Roark has, to be sure, turned in some eye-popping earned run averages over full seasons, but it’s tough to see him as much of an upside play. He has only once topped a ten percent swinging-strike rate, during his otherwise poor 2017 season, and has consistently graded out as a low-4 ERA type hurler in the eyes of ERA estimators.
That’s not to say that there isn’t value in Roark’s profile — there is. But it seems likelier that the Reds should anticipate a quality, durable rotation piece than the front-line starter Roark produced like in the 2014 and 2016 seasons, in which he spun 2.85 and 2.83 ERAs, respectively, in ~200-frame samples.

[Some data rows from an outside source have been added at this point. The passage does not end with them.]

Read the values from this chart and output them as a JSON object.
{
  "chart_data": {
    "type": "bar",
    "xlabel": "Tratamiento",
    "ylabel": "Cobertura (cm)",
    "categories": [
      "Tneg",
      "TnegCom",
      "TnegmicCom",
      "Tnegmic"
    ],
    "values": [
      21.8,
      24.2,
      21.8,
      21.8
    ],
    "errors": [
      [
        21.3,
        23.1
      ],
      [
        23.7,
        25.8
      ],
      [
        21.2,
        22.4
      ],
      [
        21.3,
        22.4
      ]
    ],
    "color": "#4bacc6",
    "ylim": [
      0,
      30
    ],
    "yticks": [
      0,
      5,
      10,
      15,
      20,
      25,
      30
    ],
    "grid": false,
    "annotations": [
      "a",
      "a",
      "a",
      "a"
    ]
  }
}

The varying highs and lows over the years have seemingly correlated more with variations in opponents’ batting averages on balls in play than with significant differences in the underlying quality of Roark’s work on the mound.

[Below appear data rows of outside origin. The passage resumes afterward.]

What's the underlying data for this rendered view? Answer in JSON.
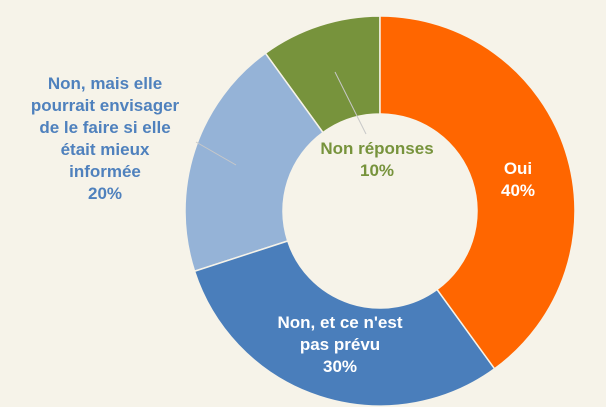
{
  "chart_data": {
    "type": "donut",
    "categories": [
      "Oui",
      "Non, et ce n'est pas prévu",
      "Non, mais elle pourrait envisager de le faire si elle était mieux informée",
      "Non réponses"
    ],
    "values": [
      40,
      30,
      20,
      10
    ],
    "value_labels": [
      "40%",
      "30%",
      "20%",
      "10%"
    ],
    "colors": [
      "#ff6600",
      "#4a7ebb",
      "#95b3d7",
      "#77933c"
    ]
  }
}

If there’s an area of concern, it could be in the cozy confines of Great American Ball Park. Roark has never had particularly pressing issues with the long ball, but he has coughed up quite a few more in his lesser seasons (2015, 2017, 2018) than in his good ones. And after turning in approximately 48% groundball rates over the prior three years, Roark dropped to 40.7% in 2018 even as his flyball rate rose to 37.6% after sitting at or below 32% in that same three-year span.
As for the other Tanner R. in this swap, the 25-year-old Rainey is perhaps a more intriguing asset than his forgettable MLB debut effort would suggest. He scuffled badly in an eight-appearance showing last year, but did show a blazing fastball that touched 100 and averaged out at a healthy 98.3 mph.

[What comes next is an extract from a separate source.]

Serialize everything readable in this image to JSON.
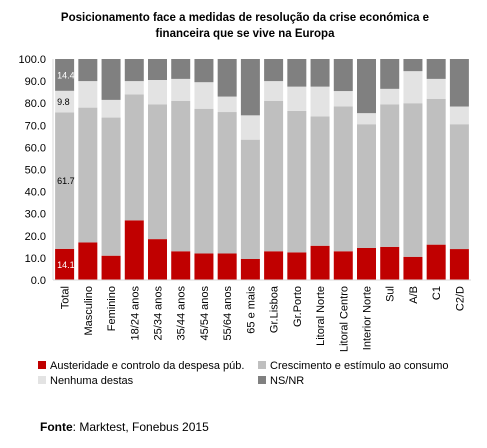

Promising, Rainey also produced 52 innings of 2.60 ERA ball at the Triple-A level in 2018. Of course, that comes with a massive caveat: he also surrendered more than six free passes per nine innings, continuing his longstanding control difficulties. The Nats have taken some other notable risks on high-octane, command-challenged hurlers this winter. It seems likely that Rainey will open his time with the organization at Triple-A, unless he shows a major spark or a clear need arises during camp.